Narodziny czarnego rynku

World of Warcraft a aktywa EverQuest są prawdopodobnie tam, gdzie jest największy popyt, przynajmniej w Ameryce Północnej. Usługi takie jak aukcje graczy wkroczyły, aby wypełnić lukę stworzoną przez usunięcie przedmiotów EQ z serwisu eBay. Otwarty rynek gier oferował kiedyś wymianę pieniędzy na różne rodzaje waluty gier, co pozwalało ludziom wygodniej przenosić środki z jednego wirtualnego świata lub serwera gier na inny. Po złej transakcji, która kosztowała operatora GOM sporą sumę realnej gotówki, podjęto decyzję o ograniczeniu usług do Second Life. (GOM zaprzestał działalności, ponieważ Second Life zdecydowało się zaoferować własny system wymiany.)
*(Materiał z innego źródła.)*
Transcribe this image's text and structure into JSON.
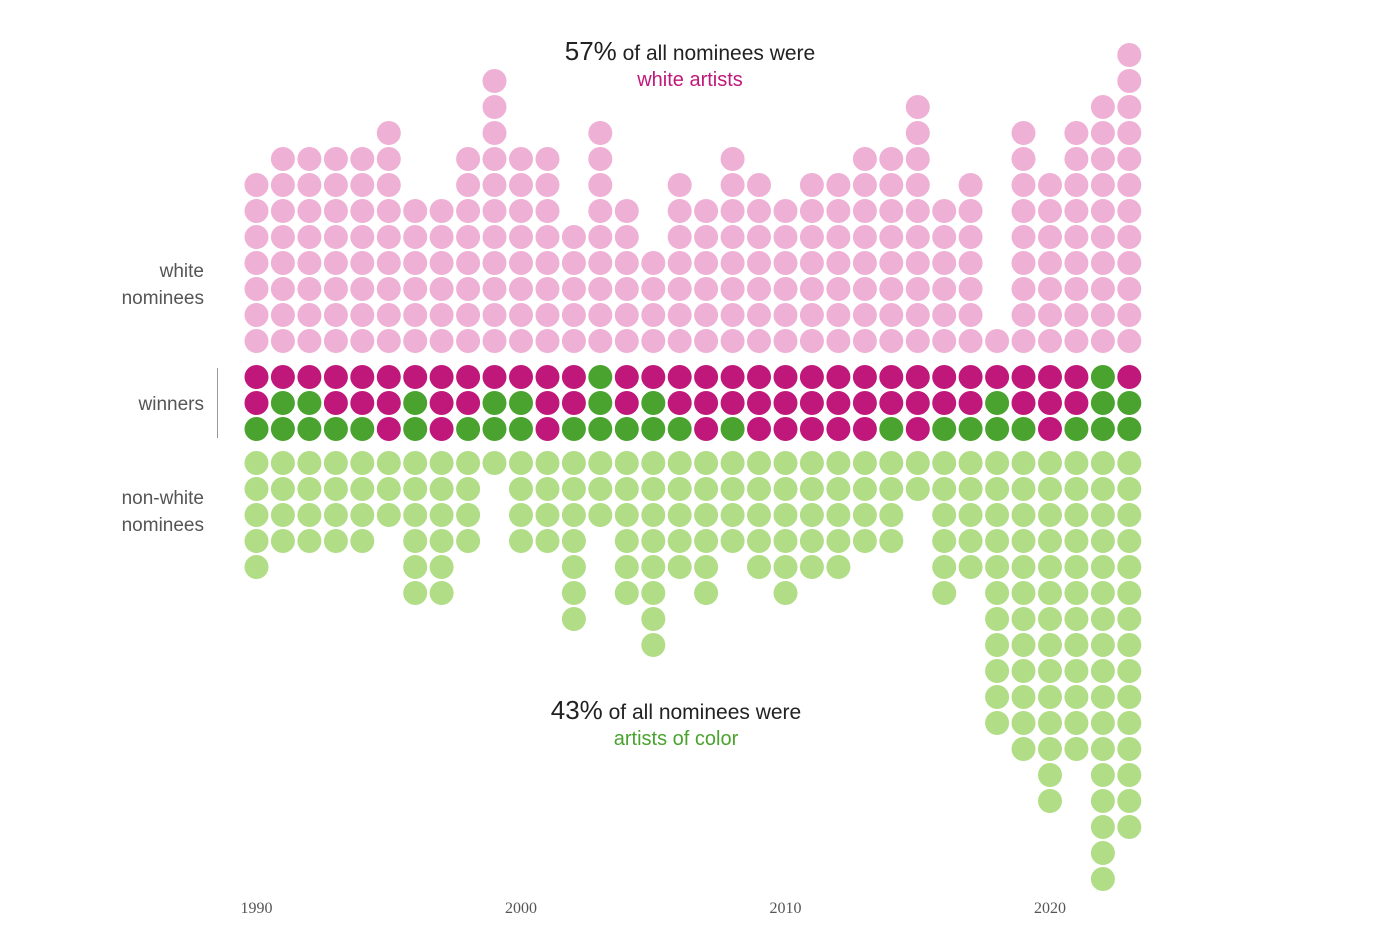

Biorąc pod uwagę potencjał zysku, sądzimy, że nieuniknione było narodziny firm zajmujących się nabywaniem i sprzedażą nieruchomości do gier na większą skalę. Jedną z takich firm jest Internet Gaming Entertainment (IGE). Mając biura w Hongkongu i Stanach Zjednoczonych, mają teraz ponad 100 pełnoetatowych pracowników i małą armię „dostawców” sprzedających im wirtualne towary z różnych gier online. Całość przywołuje wizje warsztatów w Chinach, gdzie robotnicy są zmuszeni harować przy terminalach komputerowych 16 godzin dziennie, wyrównując postacie z Dark Age of Camelot. Nie sądzę, że jeszcze tam jesteśmy, ale biorąc pod uwagę ilość pieniędzy zmieniających właściciela, może to być tylko kwestia czasu.

Patrząc w przyszłość

W ciągu najbliższych kilku lat możemy spodziewać się znacznie więcej informacji o wirtualnych gospodarkach i ich wpływie na realne gospodarki i zapowiada się ciekawie, jak lub czy rządy będą próbowały regulować ten wzrost rynek. Nie możemy się również doczekać, aby zobaczyć, jak twórcy gier zareagują na to zjawisko, ponieważ w tej chwili się wydaje podzielone między przyjęciem go jako potencjalnego ulepszenia gry i zniechęcaniem go jako przeszkody w uczciwości rozgrywka.